We started slowly; I didn't want rush things and get him in over his head right off. First thing: a hardhat. Around the yard or on pump installations, I ain't too picky, but if the derrick is up, that “turtle hull” better be on your head. Edmond always would put his hard hat on to start with, but he developed a habit of laying it down from time to time. One day, we were making a connection on a house well and had just picked up and run a joint of pipe. When the block came down, he released the plug and swung it over to pick up the next joint. The block swung around and clipped him upside the head. I didn't have to say a thing; the hardhat lesson was learned with nothing more than a minor boo-boo and some cussin'.

Next came boots. I never figured that tennis shoes were proper footwear around a rig. Besides the obvious dangers, wet feet are no fun. I took him to Sears and got him a good pair of waterproof steel toes - much better. He was starting to look and act like a hand now.

During the first few weeks, I was trying to expose Edmond to as many different types of work as I could so he'd have an idea of the whole scope of the industry. Along about that time, one of my friends, George Freeman, Freeman Well Drillers, Fernandina Beach, Fla., called. He said he had a municipal well downstate that needed to be done and was shorthanded (ain't we all?). Would we come down for a few days and help him set it? I was pretty well caught up and figured this would be a good opportunity to show Edmond a triple-cased, pressure-cemented, screened, gravel-packed well.

Interesting job. The location was impossibly tight, and we had a mud system set up remotely, off to the side. All the casing, cement and gravel had to come into the location via crane, over the trees. We got started; everything was going pretty well, and it was time to set the surface casing. Since George was running the rig and I was running the mud system, George told Edmond, “Get on that crane and pick up the casing.” I asked George if he thought that was safe. He said, “He's got to learn sometime; just don't get under the load.” You could have knocked me over with a feather. Edmond didn't know it and I sure didn't either, but he's a natural on the crane. From then on, we had a crane operator.
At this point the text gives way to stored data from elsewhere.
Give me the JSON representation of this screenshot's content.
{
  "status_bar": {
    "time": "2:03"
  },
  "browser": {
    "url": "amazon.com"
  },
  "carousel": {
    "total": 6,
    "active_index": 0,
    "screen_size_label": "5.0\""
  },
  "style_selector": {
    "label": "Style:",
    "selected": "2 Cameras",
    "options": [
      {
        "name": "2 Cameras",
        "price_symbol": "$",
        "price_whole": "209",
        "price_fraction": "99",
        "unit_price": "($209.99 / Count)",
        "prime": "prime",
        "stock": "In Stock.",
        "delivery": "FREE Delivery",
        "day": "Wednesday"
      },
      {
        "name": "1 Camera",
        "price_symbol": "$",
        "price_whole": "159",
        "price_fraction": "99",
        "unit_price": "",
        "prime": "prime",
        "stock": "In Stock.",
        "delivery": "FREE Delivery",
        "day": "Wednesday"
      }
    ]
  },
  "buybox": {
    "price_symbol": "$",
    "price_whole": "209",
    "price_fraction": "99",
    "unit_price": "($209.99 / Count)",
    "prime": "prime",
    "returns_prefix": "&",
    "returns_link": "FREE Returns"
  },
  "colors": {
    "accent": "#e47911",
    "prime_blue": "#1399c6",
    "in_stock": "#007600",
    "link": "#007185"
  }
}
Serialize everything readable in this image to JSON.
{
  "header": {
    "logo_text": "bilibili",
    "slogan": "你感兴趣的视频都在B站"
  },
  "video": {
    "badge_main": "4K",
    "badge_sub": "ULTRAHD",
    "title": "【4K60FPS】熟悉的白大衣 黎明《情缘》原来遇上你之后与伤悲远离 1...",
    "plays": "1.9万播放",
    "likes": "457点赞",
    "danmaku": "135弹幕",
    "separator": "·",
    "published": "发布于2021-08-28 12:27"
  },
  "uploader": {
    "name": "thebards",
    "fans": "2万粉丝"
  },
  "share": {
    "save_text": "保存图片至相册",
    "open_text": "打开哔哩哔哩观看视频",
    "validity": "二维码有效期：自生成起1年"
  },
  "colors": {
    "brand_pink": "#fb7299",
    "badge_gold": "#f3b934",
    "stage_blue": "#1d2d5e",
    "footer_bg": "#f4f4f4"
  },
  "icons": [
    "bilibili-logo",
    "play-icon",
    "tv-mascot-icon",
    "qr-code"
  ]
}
The job went very well, and we got it done in right smart time and came home a day early. We even had time, while we were waiting on cement, to go run a line-shaft turbine pump - something else Edmond never had seen.

Since then, we've been drilling and servicing and doing all the things that it takes to keep a drilling business going. Edmond is doing fine and probably will drill his first well sometime this summer.

I guess there are a few good hands out there somewhere; it's just a matter of finding them and getting a good training program going.